A.W.- Oui, tu as sans doute raison. Le label vit sur les ventes de DM et d'Erasure. Si l'un des deux devait s'arrêter, ce serait le désastre. Nous le savons parfaitement, mais nous ne pouvons pas porter une telle responsabilité sur nos seules épaules. Tous ces employés d'une grande entreprise qui sont à la merci d'un album de Depeche Mode... C'est horrible de penser que le sort de tant d'emplois est dans tes mains. Nous le savons, mais nous refusons d'endosser une telle responsabilité.

TM - Comment vois-tu le futur du groupe?

A.W. - Je ne le vois pas... Depuis quelques années, DM vit sur le fil, toujours au bord de la rupture. Nous avons décidé d'arrêter tous les plans à long terme. On vit au jour le jour. On sait qu'il y a une longue tournée de 18 mois, mais après? J'ai plus de 30 ans et je sais que je termine mon parcours, je ne vais pas faire ça toute ma vie. Quand ça deviendra trop lourd à porter, il faudra abandonner. Je crois qu'envisager les choses sous cet angle est une façon très lucide et très optimiste de tracer l'avenir d'un projet comme DM.

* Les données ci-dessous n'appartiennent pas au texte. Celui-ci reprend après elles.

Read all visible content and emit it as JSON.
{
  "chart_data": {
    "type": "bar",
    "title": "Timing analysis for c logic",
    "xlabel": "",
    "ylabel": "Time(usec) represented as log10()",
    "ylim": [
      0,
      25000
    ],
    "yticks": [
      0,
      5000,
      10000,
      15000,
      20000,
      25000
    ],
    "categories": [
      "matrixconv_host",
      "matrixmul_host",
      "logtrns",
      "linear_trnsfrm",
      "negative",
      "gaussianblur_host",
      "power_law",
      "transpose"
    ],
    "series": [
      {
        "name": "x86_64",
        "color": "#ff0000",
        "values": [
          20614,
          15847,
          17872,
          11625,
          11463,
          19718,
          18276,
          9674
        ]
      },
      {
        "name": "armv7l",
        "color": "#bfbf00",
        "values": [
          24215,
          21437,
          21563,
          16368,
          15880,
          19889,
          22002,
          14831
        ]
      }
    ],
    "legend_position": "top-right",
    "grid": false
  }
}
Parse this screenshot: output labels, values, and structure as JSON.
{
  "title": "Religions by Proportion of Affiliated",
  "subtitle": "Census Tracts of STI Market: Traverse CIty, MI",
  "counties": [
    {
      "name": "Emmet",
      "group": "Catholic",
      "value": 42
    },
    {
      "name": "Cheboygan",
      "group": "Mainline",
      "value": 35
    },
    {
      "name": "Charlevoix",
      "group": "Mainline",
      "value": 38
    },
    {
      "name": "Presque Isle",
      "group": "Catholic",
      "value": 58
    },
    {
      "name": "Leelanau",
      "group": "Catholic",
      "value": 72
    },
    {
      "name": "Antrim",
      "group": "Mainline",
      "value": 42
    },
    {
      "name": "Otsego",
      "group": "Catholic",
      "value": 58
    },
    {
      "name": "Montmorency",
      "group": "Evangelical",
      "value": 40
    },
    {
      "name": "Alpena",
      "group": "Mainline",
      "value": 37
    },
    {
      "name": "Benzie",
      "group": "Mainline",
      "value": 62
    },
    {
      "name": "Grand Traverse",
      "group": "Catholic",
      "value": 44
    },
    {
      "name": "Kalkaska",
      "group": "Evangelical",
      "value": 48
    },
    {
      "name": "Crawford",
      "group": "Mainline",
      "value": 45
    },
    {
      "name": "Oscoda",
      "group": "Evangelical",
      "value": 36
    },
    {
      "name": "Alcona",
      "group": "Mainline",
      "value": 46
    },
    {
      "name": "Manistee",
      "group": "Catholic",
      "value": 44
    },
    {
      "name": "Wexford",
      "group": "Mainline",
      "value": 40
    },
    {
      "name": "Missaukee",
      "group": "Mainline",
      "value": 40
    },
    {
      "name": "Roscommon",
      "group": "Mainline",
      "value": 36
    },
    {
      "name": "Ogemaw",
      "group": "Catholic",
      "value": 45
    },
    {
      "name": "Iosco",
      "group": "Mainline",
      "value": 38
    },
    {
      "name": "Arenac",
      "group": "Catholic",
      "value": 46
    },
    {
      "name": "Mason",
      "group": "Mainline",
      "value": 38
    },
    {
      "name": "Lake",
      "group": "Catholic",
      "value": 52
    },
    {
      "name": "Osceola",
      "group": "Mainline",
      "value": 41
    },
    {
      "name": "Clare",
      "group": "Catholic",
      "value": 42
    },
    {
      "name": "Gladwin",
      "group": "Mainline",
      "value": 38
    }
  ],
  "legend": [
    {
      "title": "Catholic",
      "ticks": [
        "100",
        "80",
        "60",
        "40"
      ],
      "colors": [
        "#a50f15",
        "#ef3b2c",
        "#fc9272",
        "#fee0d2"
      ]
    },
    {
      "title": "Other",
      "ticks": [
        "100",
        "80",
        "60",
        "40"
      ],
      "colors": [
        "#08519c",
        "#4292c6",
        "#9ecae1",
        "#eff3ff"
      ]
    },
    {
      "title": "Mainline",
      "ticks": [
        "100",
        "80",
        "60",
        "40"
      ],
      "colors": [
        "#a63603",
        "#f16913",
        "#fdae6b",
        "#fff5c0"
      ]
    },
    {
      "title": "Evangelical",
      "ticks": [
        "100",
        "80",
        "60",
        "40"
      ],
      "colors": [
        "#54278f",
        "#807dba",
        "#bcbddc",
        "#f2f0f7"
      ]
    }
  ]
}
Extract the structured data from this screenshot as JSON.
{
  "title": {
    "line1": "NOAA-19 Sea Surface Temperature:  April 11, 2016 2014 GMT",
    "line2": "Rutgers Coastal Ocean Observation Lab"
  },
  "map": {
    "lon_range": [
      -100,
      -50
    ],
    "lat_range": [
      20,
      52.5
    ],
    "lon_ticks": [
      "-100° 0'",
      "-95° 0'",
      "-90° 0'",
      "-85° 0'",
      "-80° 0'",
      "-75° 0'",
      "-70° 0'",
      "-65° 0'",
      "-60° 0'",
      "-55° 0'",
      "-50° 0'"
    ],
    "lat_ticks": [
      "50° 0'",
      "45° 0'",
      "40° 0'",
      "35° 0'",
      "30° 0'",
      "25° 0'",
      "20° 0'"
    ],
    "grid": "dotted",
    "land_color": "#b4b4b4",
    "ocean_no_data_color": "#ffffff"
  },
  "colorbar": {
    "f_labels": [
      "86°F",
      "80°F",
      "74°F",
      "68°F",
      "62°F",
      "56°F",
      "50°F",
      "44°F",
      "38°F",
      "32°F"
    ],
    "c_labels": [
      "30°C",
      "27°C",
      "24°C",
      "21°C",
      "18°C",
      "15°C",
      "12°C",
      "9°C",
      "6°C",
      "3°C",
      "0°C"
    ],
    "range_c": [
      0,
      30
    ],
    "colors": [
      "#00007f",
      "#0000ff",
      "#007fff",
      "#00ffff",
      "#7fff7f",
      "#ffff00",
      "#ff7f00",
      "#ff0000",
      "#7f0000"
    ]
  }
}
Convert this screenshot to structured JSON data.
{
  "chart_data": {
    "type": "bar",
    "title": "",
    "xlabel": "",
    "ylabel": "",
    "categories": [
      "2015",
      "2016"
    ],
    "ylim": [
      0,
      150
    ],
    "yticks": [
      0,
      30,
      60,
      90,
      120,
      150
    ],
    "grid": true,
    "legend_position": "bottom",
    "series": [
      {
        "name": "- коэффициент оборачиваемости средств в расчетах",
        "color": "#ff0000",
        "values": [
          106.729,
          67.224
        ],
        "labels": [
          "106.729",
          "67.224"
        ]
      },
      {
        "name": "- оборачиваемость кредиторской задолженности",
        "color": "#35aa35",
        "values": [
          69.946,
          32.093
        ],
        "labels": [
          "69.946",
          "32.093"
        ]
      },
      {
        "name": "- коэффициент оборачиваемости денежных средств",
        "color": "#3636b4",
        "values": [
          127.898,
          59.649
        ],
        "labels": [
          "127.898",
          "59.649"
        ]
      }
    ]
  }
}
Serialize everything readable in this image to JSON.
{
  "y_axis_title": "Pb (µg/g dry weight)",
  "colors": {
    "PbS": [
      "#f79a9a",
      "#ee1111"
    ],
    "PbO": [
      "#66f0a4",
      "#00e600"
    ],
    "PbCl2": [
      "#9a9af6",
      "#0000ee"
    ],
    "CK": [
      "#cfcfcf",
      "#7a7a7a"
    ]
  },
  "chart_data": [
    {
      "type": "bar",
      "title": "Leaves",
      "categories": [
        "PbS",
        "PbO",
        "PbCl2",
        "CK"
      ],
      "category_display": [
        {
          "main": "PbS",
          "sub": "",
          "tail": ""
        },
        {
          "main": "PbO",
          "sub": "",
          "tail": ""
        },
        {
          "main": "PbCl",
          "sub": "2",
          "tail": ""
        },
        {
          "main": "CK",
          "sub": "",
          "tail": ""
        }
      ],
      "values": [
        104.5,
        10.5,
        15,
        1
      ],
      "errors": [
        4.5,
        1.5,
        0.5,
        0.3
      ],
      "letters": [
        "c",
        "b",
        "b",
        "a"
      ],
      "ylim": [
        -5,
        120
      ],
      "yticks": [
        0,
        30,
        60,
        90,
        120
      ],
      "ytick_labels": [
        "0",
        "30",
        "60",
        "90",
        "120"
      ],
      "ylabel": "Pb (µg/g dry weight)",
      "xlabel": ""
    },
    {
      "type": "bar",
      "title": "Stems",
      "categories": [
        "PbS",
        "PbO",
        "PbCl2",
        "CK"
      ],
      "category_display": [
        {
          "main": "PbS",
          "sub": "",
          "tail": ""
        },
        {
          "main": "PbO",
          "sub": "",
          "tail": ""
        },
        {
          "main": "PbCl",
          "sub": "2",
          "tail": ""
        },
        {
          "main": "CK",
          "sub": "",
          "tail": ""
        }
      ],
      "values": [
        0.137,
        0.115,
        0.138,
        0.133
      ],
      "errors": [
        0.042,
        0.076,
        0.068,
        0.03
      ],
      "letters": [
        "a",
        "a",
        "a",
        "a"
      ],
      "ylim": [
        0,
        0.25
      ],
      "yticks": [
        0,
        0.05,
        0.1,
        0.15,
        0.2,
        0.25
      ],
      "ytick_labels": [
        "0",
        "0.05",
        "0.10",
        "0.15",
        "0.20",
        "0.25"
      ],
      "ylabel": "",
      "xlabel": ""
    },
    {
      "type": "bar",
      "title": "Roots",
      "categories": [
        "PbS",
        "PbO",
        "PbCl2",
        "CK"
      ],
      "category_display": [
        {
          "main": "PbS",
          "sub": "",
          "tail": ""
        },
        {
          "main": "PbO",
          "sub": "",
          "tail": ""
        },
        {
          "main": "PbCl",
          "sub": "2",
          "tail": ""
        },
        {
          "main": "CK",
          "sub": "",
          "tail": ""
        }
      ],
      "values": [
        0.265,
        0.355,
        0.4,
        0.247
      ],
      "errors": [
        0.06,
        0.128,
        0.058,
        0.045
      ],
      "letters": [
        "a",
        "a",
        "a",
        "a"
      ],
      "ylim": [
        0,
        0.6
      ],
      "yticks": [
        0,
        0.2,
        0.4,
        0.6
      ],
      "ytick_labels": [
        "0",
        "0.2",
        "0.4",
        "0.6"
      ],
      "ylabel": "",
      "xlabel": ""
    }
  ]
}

TM - Si tu pouvais te débarrasser d'un aspect de ce travail, lequel voudrais-tu effacer?

A.W. - J'ai une vie formidable. Je n'aurais jamais pu rêver de vivre une vie aussi confortable, je suis vraiment comblé. Il faut donc relativiser les aspects négatifs de ce boulot. La plupart du temps, les interviews m'emmerdent profondément. Ce sont toujours les mêmes questions: Pourquoi avez-vous enregistré à Madrid?, Pourquoi le titre de l'album?. Je vais finir par mettre les réponses sur un sampler (rires). Les tournées me sont aussi de plus en plus pesantes. Je viens de finir d'installer un studio chez moi. Rien qu'à l'idée de devoir partir un an et demi sur les routes et ne pas pouvoir en profiter et bricoler des musiques chez moi, ça me fout le moral en l'air. L'aspect le plus dur de ce boulot, c'est l'illusion de la liberté. Tu crois que tu es un artiste, que tu es libre de tes mouvements, de ton temps, de tes choix, de ta façon de vivre, mais ce n'est qu'une illusion.